One could consider Shakespeare as advocating the idea that women can only practice virtue in passive acceptance from these descriptions of Miranda. In actuality, he subverts these assumptions in Miranda’s famous lines: “O, wonder! How many goodly creatures are there here! How beauteous mankind is! O brave new world That has such people in’t!” (Shakespeare, 81).
These lines (in part) exist as a counterweight and condemnation of the cultural system that has relegated Miranda to a cloistered existence, an education so fearful of the loss of purity that it has robbed her of experience. Miranda exclaims these lines upon meeting even more visitors to the island (Ferdinand’s attendants). For her, the awe that had accompanied finding Ferdinand earlier in the play translates now to all men (though not in the same way). What Shakespeare reveals here is the failure of Miranda’s education to equip her in the countering of temptation (the vicious passions). The best Prospero can offer is the warning “‘Tis new to thee” (Shakespeare, 81). In this late interaction, Prospero recognizes that Miranda’s sheltering and lack of access to the world (which has cultivated the passive virtue of purity) has failed to generate the experience and active ability needed in the combating of temptations, especially in a new and unknown world. While Miranda’s innocence gives her an appreciation and admiration of all things new, it also makes her gullible and potentially capricious.
In contrast, Ferdinand declares: “the strong’st suggestion / Our worser genius can, shall never melt / Mine honor into lust” (Shakespeare, 63). His will being tempered by active engagement in the world of vice and temptation, he has become accustomed to the possibility of honor turning into lust, in the need for active struggle against one’s “worser genius.” In this way, one can imagine Ferdinand as being more actually equipped to maintain his commitment to Miranda through his education of experience.
In summary: Sexist conceptions of virtue in Shakespeare’s time defined purity as the highest moral good for women. This attitudes leads to the confinement of women (ie. Miranda on her isolated island) to prevent them from being “led astray” in the real world. What Shakespeare and Montaigne recognize, however, is that this fear of moral impurity prevents the possibility of true virtue as the chosen and active life that strives to be good while surrounded by and engaging with the vices. Akin to a muscle that is developed by repeated activity and engagement, hiding from possible injury only means not training and strengthening said muscle. It is that brave new world we should all be supported in engaging with, despite its many risks. Only there will we find and form our best selves.

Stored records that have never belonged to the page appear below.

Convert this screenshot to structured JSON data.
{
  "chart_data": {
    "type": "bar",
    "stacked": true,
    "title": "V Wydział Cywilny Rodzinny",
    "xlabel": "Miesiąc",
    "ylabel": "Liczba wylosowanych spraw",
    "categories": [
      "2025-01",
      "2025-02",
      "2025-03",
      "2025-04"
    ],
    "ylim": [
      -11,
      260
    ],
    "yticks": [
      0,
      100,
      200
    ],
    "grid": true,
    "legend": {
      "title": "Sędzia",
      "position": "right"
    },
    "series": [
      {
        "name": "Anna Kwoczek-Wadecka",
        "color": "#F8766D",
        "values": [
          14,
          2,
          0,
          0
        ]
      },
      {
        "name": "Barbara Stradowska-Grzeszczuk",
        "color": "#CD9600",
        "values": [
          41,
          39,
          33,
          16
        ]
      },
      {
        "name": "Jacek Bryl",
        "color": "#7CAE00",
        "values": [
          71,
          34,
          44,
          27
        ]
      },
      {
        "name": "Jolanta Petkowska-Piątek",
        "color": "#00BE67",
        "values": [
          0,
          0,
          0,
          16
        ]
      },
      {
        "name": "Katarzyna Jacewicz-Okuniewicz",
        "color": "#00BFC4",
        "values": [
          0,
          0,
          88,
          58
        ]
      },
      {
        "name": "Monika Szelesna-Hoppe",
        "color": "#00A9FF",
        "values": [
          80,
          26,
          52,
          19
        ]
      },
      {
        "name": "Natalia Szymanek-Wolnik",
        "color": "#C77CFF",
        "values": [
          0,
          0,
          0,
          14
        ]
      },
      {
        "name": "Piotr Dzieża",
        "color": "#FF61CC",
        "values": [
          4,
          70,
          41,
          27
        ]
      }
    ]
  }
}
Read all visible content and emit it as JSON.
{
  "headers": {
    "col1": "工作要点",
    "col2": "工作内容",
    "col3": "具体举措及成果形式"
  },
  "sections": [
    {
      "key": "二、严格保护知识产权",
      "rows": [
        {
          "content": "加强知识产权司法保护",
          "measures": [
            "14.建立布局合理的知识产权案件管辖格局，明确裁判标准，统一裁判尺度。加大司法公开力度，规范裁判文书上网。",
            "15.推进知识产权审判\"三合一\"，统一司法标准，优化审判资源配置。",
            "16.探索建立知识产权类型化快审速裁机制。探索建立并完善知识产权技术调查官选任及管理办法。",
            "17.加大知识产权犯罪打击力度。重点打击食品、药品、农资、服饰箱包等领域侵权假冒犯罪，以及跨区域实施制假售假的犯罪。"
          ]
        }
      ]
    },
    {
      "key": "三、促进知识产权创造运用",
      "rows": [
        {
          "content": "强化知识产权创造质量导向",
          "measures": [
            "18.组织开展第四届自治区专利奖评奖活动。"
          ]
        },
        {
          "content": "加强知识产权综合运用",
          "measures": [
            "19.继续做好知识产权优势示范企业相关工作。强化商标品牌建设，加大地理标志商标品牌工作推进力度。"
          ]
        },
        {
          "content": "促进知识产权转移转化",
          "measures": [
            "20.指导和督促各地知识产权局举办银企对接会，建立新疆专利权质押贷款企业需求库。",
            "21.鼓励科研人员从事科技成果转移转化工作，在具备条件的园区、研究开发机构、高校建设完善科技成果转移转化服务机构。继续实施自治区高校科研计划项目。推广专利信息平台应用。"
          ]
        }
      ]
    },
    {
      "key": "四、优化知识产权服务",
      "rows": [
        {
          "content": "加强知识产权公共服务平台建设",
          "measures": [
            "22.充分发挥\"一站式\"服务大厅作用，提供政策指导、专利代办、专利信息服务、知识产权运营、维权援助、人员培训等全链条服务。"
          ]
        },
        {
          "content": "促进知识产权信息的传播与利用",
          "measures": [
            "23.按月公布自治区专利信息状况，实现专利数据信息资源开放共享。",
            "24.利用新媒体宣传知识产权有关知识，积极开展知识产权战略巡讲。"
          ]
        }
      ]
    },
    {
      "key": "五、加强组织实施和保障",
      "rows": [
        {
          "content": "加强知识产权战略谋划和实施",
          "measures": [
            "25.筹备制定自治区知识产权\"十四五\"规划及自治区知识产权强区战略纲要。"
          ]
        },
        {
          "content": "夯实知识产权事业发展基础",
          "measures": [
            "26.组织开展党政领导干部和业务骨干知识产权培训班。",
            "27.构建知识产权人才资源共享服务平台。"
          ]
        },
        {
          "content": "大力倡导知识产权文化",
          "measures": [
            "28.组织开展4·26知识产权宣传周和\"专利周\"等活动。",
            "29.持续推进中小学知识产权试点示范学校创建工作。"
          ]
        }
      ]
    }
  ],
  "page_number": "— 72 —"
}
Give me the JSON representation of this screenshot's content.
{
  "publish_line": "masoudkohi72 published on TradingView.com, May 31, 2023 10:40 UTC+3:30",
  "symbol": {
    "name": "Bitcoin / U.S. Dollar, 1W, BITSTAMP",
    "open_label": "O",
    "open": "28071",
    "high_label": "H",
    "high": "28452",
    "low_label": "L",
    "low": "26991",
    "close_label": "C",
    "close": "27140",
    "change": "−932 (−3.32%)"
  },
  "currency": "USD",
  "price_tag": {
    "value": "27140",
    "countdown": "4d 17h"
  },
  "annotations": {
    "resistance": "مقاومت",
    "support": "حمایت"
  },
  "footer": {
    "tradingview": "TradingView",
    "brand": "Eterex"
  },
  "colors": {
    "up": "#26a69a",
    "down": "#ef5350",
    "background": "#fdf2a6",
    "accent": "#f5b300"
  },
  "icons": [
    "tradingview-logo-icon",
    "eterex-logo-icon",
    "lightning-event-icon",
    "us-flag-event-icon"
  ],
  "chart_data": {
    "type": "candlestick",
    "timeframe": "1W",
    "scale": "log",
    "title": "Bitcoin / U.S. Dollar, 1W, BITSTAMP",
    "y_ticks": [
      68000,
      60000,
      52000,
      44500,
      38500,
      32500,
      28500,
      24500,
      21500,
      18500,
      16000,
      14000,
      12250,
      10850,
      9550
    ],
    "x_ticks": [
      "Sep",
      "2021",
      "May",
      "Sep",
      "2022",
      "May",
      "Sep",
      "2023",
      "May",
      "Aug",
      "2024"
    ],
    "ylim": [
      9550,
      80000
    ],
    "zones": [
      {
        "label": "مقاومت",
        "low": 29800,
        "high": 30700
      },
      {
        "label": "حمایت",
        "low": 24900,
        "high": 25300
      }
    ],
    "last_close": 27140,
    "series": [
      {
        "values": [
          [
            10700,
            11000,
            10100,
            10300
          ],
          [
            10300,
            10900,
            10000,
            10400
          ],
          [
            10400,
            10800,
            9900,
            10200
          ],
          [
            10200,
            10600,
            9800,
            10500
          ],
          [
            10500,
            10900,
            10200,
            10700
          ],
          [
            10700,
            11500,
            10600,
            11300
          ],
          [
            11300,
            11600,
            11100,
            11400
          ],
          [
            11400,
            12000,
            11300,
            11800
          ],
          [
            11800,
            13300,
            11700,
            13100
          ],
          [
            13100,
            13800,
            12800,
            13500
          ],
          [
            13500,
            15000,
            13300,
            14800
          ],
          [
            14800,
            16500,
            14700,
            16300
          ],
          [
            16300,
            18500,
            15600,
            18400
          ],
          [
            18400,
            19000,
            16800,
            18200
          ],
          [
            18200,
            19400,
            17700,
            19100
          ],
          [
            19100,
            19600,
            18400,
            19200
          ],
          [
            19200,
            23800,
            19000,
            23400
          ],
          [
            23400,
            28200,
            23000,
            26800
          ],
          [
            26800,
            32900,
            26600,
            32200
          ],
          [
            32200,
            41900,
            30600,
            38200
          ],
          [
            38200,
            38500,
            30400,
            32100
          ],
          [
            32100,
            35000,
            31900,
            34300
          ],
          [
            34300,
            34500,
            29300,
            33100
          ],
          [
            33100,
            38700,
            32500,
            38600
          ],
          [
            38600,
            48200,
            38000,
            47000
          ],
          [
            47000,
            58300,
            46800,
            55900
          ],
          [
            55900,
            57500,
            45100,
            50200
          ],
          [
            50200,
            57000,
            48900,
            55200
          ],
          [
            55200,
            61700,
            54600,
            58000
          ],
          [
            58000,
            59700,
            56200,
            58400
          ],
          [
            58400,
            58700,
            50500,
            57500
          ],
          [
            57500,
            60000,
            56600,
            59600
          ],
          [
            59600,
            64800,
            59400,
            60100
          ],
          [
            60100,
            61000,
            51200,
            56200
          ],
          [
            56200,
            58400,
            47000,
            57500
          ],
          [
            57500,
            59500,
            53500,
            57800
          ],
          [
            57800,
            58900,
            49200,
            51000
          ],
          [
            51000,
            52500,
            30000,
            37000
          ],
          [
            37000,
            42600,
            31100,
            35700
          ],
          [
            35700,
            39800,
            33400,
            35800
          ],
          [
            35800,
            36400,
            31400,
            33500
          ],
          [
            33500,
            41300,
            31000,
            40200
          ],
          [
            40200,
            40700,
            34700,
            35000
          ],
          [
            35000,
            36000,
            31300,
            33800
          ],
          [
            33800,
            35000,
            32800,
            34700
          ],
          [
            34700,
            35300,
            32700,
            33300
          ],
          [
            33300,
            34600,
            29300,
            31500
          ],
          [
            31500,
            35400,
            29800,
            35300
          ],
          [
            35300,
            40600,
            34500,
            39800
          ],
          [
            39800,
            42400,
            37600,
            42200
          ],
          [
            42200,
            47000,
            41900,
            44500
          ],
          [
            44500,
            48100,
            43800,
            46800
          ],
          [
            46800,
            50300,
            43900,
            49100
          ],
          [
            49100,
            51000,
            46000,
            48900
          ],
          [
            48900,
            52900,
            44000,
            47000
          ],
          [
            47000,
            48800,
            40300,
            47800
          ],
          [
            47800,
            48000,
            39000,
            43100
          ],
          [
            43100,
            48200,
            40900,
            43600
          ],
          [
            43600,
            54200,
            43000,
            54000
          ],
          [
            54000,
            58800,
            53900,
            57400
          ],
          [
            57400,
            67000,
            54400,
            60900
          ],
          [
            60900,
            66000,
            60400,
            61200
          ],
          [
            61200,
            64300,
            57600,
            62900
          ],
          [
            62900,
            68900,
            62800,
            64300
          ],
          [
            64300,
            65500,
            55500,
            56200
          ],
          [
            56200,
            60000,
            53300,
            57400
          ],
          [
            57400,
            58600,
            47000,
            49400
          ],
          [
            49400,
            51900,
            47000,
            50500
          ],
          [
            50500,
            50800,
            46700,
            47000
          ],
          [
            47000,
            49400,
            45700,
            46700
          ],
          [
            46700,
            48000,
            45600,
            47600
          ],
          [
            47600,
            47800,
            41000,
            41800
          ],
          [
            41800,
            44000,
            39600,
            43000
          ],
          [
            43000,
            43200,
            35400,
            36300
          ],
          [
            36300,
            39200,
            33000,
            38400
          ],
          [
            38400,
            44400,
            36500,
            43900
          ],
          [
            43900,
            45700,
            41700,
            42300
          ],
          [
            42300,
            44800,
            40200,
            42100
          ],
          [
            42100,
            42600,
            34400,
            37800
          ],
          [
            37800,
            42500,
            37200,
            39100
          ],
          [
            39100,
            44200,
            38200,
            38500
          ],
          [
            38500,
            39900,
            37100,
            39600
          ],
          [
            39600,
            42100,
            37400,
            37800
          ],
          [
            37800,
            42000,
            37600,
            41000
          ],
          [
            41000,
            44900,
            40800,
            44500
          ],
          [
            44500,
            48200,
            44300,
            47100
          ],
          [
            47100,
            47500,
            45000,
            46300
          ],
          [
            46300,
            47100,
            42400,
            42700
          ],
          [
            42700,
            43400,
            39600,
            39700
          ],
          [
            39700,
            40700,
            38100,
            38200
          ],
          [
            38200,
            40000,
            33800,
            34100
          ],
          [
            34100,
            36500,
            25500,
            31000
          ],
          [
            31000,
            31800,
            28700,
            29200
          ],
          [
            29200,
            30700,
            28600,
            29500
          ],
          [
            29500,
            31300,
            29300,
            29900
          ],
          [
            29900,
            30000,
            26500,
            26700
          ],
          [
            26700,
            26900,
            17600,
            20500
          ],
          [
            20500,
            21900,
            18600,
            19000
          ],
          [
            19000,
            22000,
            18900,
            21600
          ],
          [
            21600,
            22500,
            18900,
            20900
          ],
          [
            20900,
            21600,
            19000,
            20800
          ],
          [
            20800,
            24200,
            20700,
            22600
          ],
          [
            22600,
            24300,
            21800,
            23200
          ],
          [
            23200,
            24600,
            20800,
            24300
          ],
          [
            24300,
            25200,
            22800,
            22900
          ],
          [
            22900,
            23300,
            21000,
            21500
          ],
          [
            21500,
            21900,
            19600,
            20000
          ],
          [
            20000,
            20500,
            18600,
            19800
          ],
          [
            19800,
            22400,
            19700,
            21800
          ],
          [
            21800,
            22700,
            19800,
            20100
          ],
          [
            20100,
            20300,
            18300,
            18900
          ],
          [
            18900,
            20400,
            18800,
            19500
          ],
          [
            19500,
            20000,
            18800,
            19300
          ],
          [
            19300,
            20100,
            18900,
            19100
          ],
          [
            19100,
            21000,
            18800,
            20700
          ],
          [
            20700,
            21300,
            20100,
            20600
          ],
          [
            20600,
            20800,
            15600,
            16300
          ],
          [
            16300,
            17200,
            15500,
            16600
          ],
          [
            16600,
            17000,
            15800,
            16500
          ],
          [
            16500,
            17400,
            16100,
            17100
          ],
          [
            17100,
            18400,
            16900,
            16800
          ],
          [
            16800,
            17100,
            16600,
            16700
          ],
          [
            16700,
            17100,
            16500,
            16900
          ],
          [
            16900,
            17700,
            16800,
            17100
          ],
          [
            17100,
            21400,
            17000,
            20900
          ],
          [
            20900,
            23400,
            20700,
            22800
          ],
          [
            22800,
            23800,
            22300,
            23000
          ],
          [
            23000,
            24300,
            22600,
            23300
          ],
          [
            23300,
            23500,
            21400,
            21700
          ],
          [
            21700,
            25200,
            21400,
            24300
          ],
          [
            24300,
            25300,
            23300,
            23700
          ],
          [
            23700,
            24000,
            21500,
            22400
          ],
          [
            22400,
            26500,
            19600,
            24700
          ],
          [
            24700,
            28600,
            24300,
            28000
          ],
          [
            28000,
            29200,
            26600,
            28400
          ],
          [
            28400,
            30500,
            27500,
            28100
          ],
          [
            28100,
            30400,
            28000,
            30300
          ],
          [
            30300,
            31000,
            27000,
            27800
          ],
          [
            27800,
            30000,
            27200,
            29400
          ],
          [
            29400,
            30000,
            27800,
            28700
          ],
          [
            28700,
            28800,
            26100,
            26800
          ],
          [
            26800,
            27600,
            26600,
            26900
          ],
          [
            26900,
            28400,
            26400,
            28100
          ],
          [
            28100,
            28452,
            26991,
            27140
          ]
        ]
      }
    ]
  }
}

- Aristotle. Nicomachean Ethics, translated by W. D. Ross, 1924. http://classics.mit.edu/Aristotle/nicomachaen.html
- Coleridge, Samuel Taylor. “Lecture IX,” In The Lectures of 1811-1812, The Tempest, edited by Robert Longbaum, pp. 106-119. Signet Classics, 1998.
- Kirsch, Arthur. “Virtue, Vice, and Compassion in Montaigne and The Tempest.” Studies in English Literature, 1500-1900, vol. 37, no. 2, [Rice University, Johns Hopkins University Press], 1997, pp. 337–52, https://doi.org/10.2307/450837.
- Longbaum, Robert. “Introduction.” The Tempest by William Shakespeare, Signet Classics, 1998, pp. lxiii-lxxvii.
- de Montaigne, Michel. “On Cruelty” or “Of Cruelty.” The Complete Essays of Montaigne, translated by Donald M. Frame, Stanford University Press, 1943.
- Shakespeare, William. The Tempest, edited by Robert Longbaum, Signet Classics, 1998.